Five years ago, few imagined that data centres — those humming, power-hungry fortresses of servers — would become one of the most coveted infrastructure assets on the planet.

But that’s exactly what has happened.
The balance of power has flipped. Once, hyperscalers like AWS, Google, and Microsoft dictated lease terms and pricing. Today, it’s the developers and operators holding the upper hand — because the real scarcity isn’t capital anymore. It’s power and land.
💡 The Golden Ticket
A leading infrastructure investor recently called power access “a golden ticket” — and it’s hard to disagree.
In the age of AI and hyperscale cloud growth, a secured grid connection is everything. You can raise billions and hire world-class engineers — but if you can’t plug into the grid, you can’t scale.
The numbers tell the story. In 2021, U.S. data centre rents averaged around $120 per kW per month. By 2024, that figure climbed over 50%, nearing $190 per kW. London saw similar jumps. This isn’t inflation — it’s scarcity economics.
Those who control powered land now hold the real bargaining power.
🧭 From Hyperscaler Leverage to Developer Control
For years, hyperscalers pushed for short 5- to 7-year contracts and flexible termination rights. They called the shots.
Not anymore.
Tight grid capacity and exploding AI demand have turned the tables. Tenants who once wanted short leases are now regretting it — there’s simply no capacity left, and renewals cost far more.
Today, 10-, 15-, and even 20-year contracts are the norm again. Banks and institutional lenders love it: predictable cash flows, long-dated contracts, and high-credit counterparties. Data centres are starting to look, feel, and finance like traditional infrastructure.
🏗️ From Colocation to Mega-Campuses
The model has evolved dramatically. What used to be multi-tenant colocation sites is becoming a network of massive, single-tenant campuses — hundreds of megawatts each — built around one hyperscaler.
That shift allows developers to recover rising capex costs tied to liquid cooling, AI training, and high-density workloads. Interestingly, many hyperscalers are now co-funding upgrades, treating them as tenant improvements, just like in commercial real estate.
It’s a more mature, symbiotic model — one that aligns incentives and strengthens partnerships.
🤝 Creative Structures and Shared Risk
Deal structures are also becoming more sophisticated.
When Meta financed its $26 billion data centre campus in Louisiana, the project reportedly included a “residual value guarantee.” In other words, if Meta exited early and the asset value dropped, investors would be compensated.
A few years ago, such clauses were rare. Now they’re becoming standard as both sides seek to balance long-term risk and reward.

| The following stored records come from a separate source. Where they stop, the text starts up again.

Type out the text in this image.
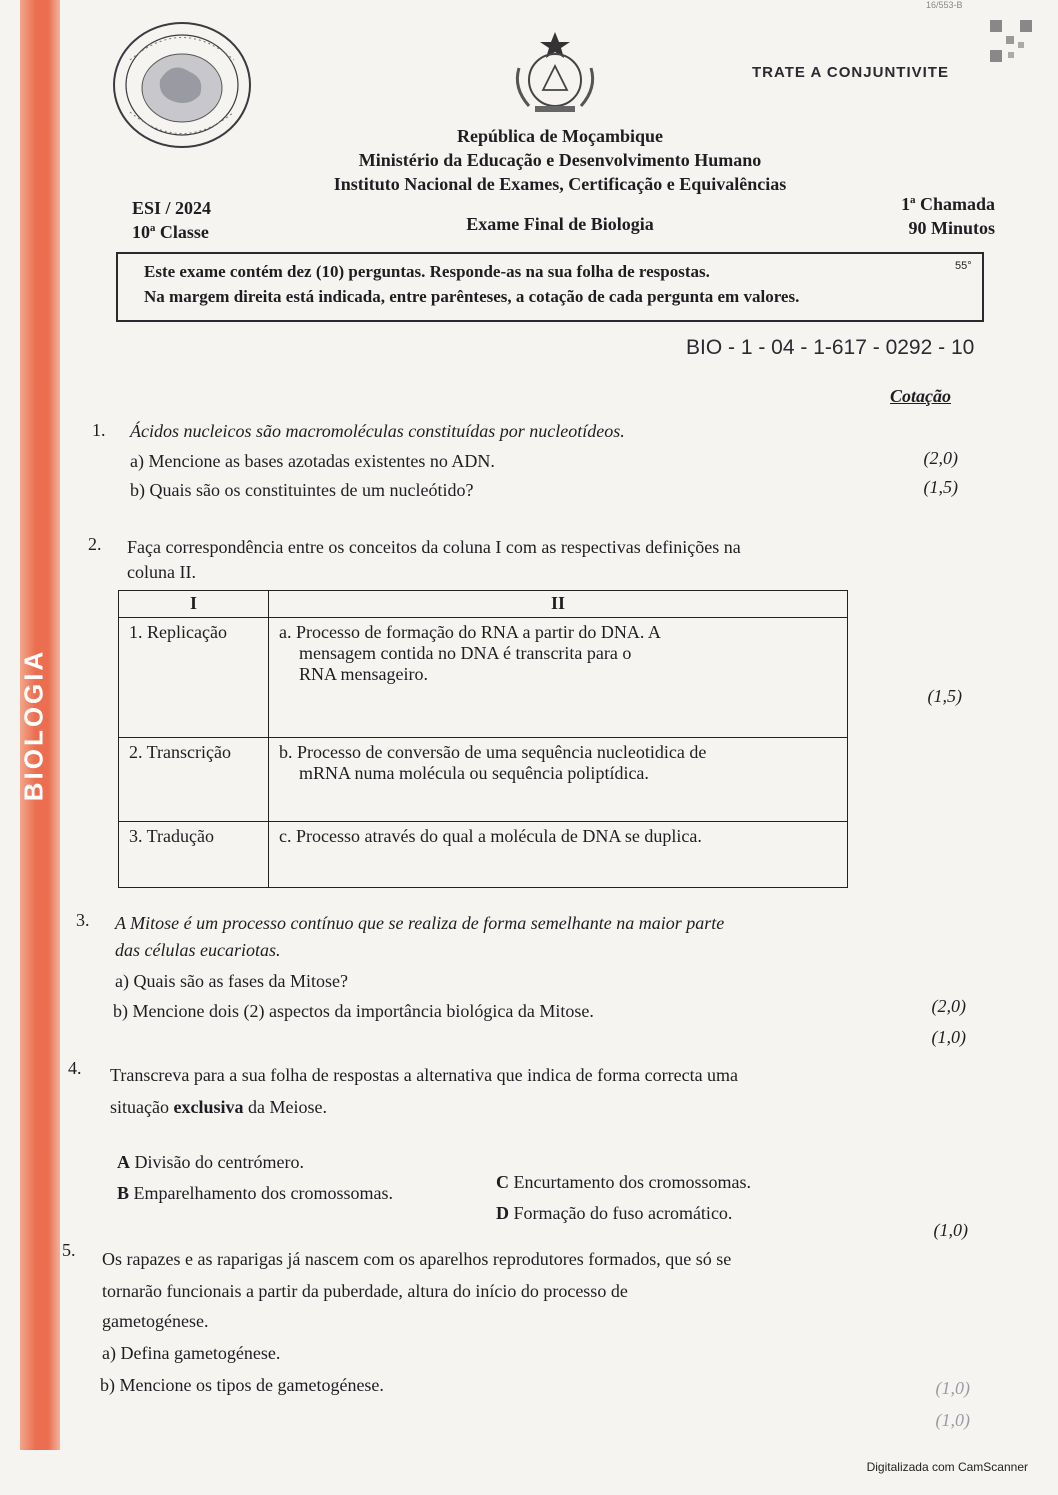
BIOLOGIA
16/553-B
TRATE A CONJUNTIVITE
República de Moçambique
Ministério da Educação e Desenvolvimento Humano
Instituto Nacional de Exames, Certificação e Equivalências
ESI / 2024
10ª Classe	Exame Final de Biologia
1ª Chamada
90 Minutos
Este exame contém dez (10) perguntas. Responde-as na sua folha de respostas.
Na margem direita está indicada, entre parênteses, a cotação de cada pergunta em valores.
55°
BIO - 1 - 04 - 1-617 - 0292 - 10
Cotação
1. Ácidos nucleicos são macromoléculas constituídas por nucleotídeos.
a) Mencione as bases azotadas existentes no ADN.	(2,0)
b) Quais são os constituintes de um nucleótido?	(1,5)
2. Faça correspondência entre os conceitos da coluna I com as respectivas definições na
coluna II.
I	II
1. Replicação	a. Processo de formação do RNA a partir do DNA. A
mensagem contida no DNA é transcrita para o
RNA mensageiro.

2. Transcrição	b. Processo de conversão de uma sequência nucleotidica de
mRNA numa molécula ou sequência poliptídica.

3. Tradução	c. Processo através do qual a molécula de DNA se duplica.
(1,5)
3. A Mitose é um processo contínuo que se realiza de forma semelhante na maior parte
das células eucariotas.
a) Quais são as fases da Mitose?
b) Mencione dois (2) aspectos da importância biológica da Mitose.	(2,0)
(1,0)
4. Transcreva para a sua folha de respostas a alternativa que indica de forma correcta uma
situação exclusiva da Meiose.
A Divisão do centrómero.
B Emparelhamento dos cromossomas.
C Encurtamento dos cromossomas.
D Formação do fuso acromático.
(1,0)
5. Os rapazes e as raparigas já nascem com os aparelhos reprodutores formados, que só se
tornarão funcionais a partir da puberdade, altura do início do processo de
gametogénese.
a) Defina gametogénese.
b) Mencione os tipos de gametogénese.	(1,0)
(1,0)
Digitalizada com CamScanner
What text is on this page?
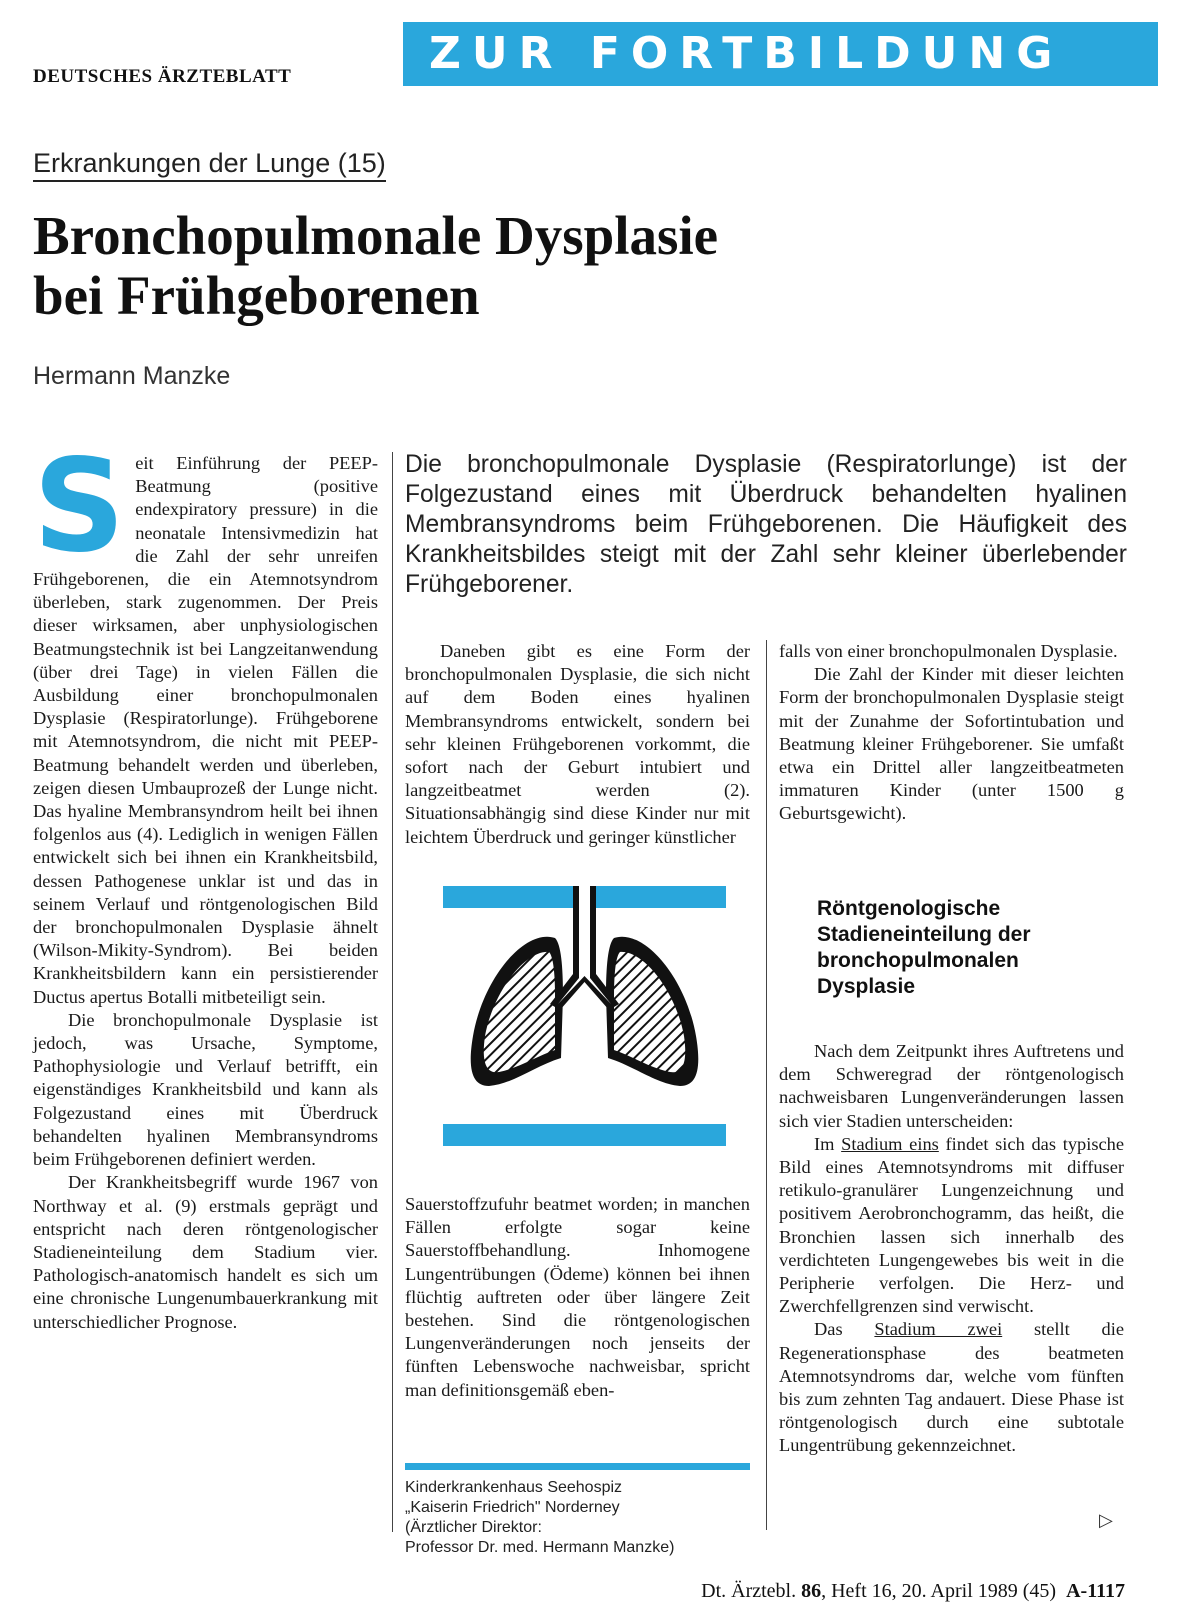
DEUTSCHES ÄRZTEBLATT	ZUR FORTBILDUNG
Erkrankungen der Lunge (15)
Bronchopulmonale Dysplasie
bei Frühgeborenen
Hermann Manzke
S eit Einführung der PEEP-Beatmung (positive endexpiratory pressure) in die neonatale Intensivmedizin hat die Zahl der sehr unreifen Frühgeborenen, die ein Atemnotsyndrom überleben, stark zugenommen. Der Preis dieser wirksamen, aber unphysiologischen Beatmungstechnik ist bei Langzeitanwendung (über drei Tage) in vielen Fällen die Ausbildung einer bronchopulmonalen Dysplasie (Respiratorlunge). Frühgeborene mit Atemnotsyndrom, die nicht mit PEEP-Beatmung behandelt werden und überleben, zeigen diesen Umbauprozeß der Lunge nicht. Das hyaline Membransyndrom heilt bei ihnen folgenlos aus (4). Lediglich in wenigen Fällen entwickelt sich bei ihnen ein Krankheitsbild, dessen Pathogenese unklar ist und das in seinem Verlauf und röntgenologischen Bild der bronchopulmonalen Dysplasie ähnelt (Wilson-Mikity-Syndrom). Bei beiden Krankheitsbildern kann ein persistierender Ductus apertus Botalli mitbeteiligt sein.

Die bronchopulmonale Dysplasie ist jedoch, was Ursache, Symptome, Pathophysiologie und Verlauf betrifft, ein eigenständiges Krankheitsbild und kann als Folgezustand eines mit Überdruck behandelten hyalinen Membransyndroms beim Frühgeborenen definiert werden.

Der Krankheitsbegriff wurde 1967 von Northway et al. (9) erstmals geprägt und entspricht nach deren röntgenologischer Stadieneinteilung dem Stadium vier. Pathologisch-anatomisch handelt es sich um eine chronische Lungenumbauerkrankung mit unterschiedlicher Prognose.

Die bronchopulmonale Dysplasie (Respiratorlunge) ist der Folgezustand eines mit Überdruck behandelten hyalinen Membransyndroms beim Frühgeborenen. Die Häufigkeit des Krankheitsbildes steigt mit der Zahl sehr kleiner überlebender Frühgeborener.

Daneben gibt es eine Form der bronchopulmonalen Dysplasie, die sich nicht auf dem Boden eines hyalinen Membransyndroms entwickelt, sondern bei sehr kleinen Frühgeborenen vorkommt, die sofort nach der Geburt intubiert und langzeitbeatmet werden (2). Situationsabhängig sind diese Kinder nur mit leichtem Überdruck und geringer künstlicher

Sauerstoffzufuhr beatmet worden; in manchen Fällen erfolgte sogar keine Sauerstoffbehandlung. Inhomogene Lungentrübungen (Ödeme) können bei ihnen flüchtig auftreten oder über längere Zeit bestehen. Sind die röntgenologischen Lungenveränderungen noch jenseits der fünften Lebenswoche nachweisbar, spricht man definitionsgemäß eben-

Kinderkrankenhaus Seehospiz
„Kaiserin Friedrich" Norderney
(Ärztlicher Direktor:
Professor Dr. med. Hermann Manzke)

falls von einer bronchopulmonalen Dysplasie.

Die Zahl der Kinder mit dieser leichten Form der bronchopulmonalen Dysplasie steigt mit der Zunahme der Sofortintubation und Beatmung kleiner Frühgeborener. Sie umfaßt etwa ein Drittel aller langzeitbeatmeten immaturen Kinder (unter 1500 g Geburtsgewicht).

Röntgenologische Stadieneinteilung der bronchopulmonalen Dysplasie

Nach dem Zeitpunkt ihres Auftretens und dem Schweregrad der röntgenologisch nachweisbaren Lungenveränderungen lassen sich vier Stadien unterscheiden:

Im Stadium eins findet sich das typische Bild eines Atemnotsyndroms mit diffuser retikulo-granulärer Lungenzeichnung und positivem Aerobronchogramm, das heißt, die Bronchien lassen sich innerhalb des verdichteten Lungengewebes bis weit in die Peripherie verfolgen. Die Herz- und Zwerchfellgrenzen sind verwischt.

Das Stadium zwei stellt die Regenerationsphase des beatmeten Atemnotsyndroms dar, welche vom fünften bis zum zehnten Tag andauert. Diese Phase ist röntgenologisch durch eine subtotale Lungentrübung gekennzeichnet.

▷
Dt. Ärztebl. 86, Heft 16, 20. April 1989 (45) A-1117
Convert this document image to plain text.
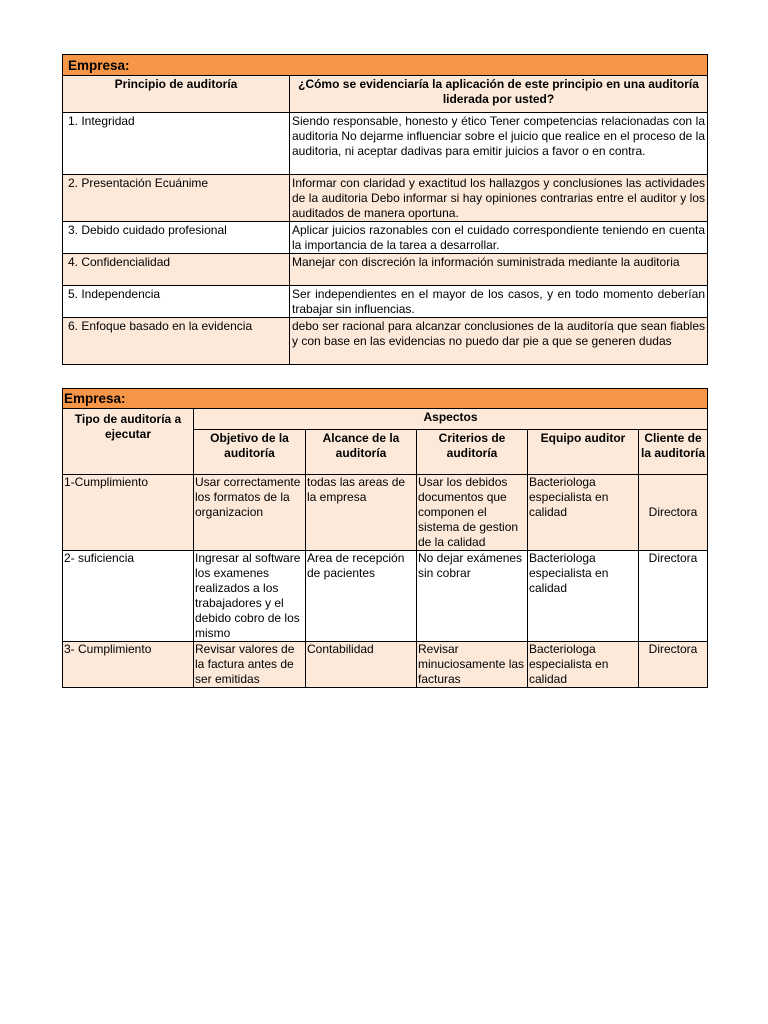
Empresa:	
Principio de auditoría	¿Cómo se evidenciaría la aplicación de este principio en una auditoría liderada por usted?
1. Integridad	Siendo responsable, honesto y ético Tener competencias relacionadas con la auditoria No dejarme influenciar sobre el juicio que realice en el proceso de la auditoria, ni aceptar dadivas para emitir juicios a favor o en contra.
2. Presentación Ecuánime	Informar con claridad y exactitud los hallazgos y conclusiones las actividades de la auditoria Debo informar si hay opiniones contrarias entre el auditor y los auditados de manera oportuna.
3. Debido cuidado profesional	Aplicar juicios razonables con el cuidado correspondiente teniendo en cuenta la importancia de la tarea a desarrollar.
4. Confidencialidad	Manejar con discreción la información suministrada mediante la auditoria
5. Independencia	Ser independientes en el mayor de los casos, y en todo momento deberían trabajar sin influencias.
6. Enfoque basado en la evidencia	debo ser racional para alcanzar conclusiones de la auditoría que sean fiables y con base en las evidencias no puedo dar pie a que se generen dudas
Empresa:					
Tipo de auditoría a ejecutar	Aspectos				
	Objetivo de la auditoría	Alcance de la auditoría	Criterios de auditoría	Equipo auditor	Cliente de la auditoría
1-Cumplimiento	Usar correctamente los formatos de la organizacion	todas las areas de la empresa	Usar los debidos documentos que componen el sistema de gestion de la calidad	Bacteriologa especialista en calidad	Directora
2- suficiencia	Ingresar al software los examenes realizados a los trabajadores y el debido cobro de los mismo	Area de recepción de pacientes	No dejar exámenes sin cobrar	Bacteriologa especialista en calidad	Directora
3- Cumplimiento	Revisar valores de la factura antes de ser emitidas	Contabilidad	Revisar minuciosamente las facturas	Bacteriologa especialista en calidad	Directora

Developers are also designing hybrid facilities — capable of switching between air and liquid cooling — and adopting flexible layouts that can evolve with technology. As Brookfield’s Sikander Rashid noted, “A chip’s useful life is about five years — your return on capital should match that.”
🏦 Core Capital Enters the Game
Not long ago, core and core-plus funds avoided data centres, seeing them as too technology-driven. That’s changing fast.
Brookfield, Arjun Infrastructure Partners, and Interogo recently invested in a €3.6 billion European data centre portfolio with 12-year average contracts and inflation-linked escalators — exactly the type of structure core infrastructure funds love.
One industry insider summed it up perfectly:
“If you’ve got powered land near population centres, your barrier to entry is the grid connection itself.”
In other words: the moat isn’t a brand or a logo — it’s megawatts.
⚙️ The Moat Built on Megawatts
Every road in this story leads back to power.
If forecasts hold true, most major data centre hubs will hit grid constraints within a decade. That physical bottleneck — not capital — will define value.
It’s why long-term leases are back. It’s why banks are lending more confidently. And it’s why investors view data centres as durable, inflation-protected infrastructure.
Operators like DigitalBridge are also moving to triple-net leases, where tenants manage their own power and cooling systems. That shift drives efficiency and attracts even more institutional capital.
🌍 The Future: Flexible, Long-Term, and Infra-Grade
So, are data centres infrastructure? The debate is over.
They’ve earned their place alongside utilities, ports, and energy assets — long-term contracts, critical grid dependence, and predictable returns.
But beyond the financials lies a bigger truth: the digital economy runs on electrons and geography. Whoever controls the megawatts controls the growth.
AI will only intensify this. The next generation of winners will be those who think like infrastructure investors but move like tech builders — fast, flexible, and focused on power resilience.
The moat is no longer theoretical. It’s physical. It’s grid-connected. And it’s here to stay.
✍️ The digital economy’s backbone isn’t code — it’s concrete, copper, and current. The investors who understand that first will shape the next decade of infrastructure.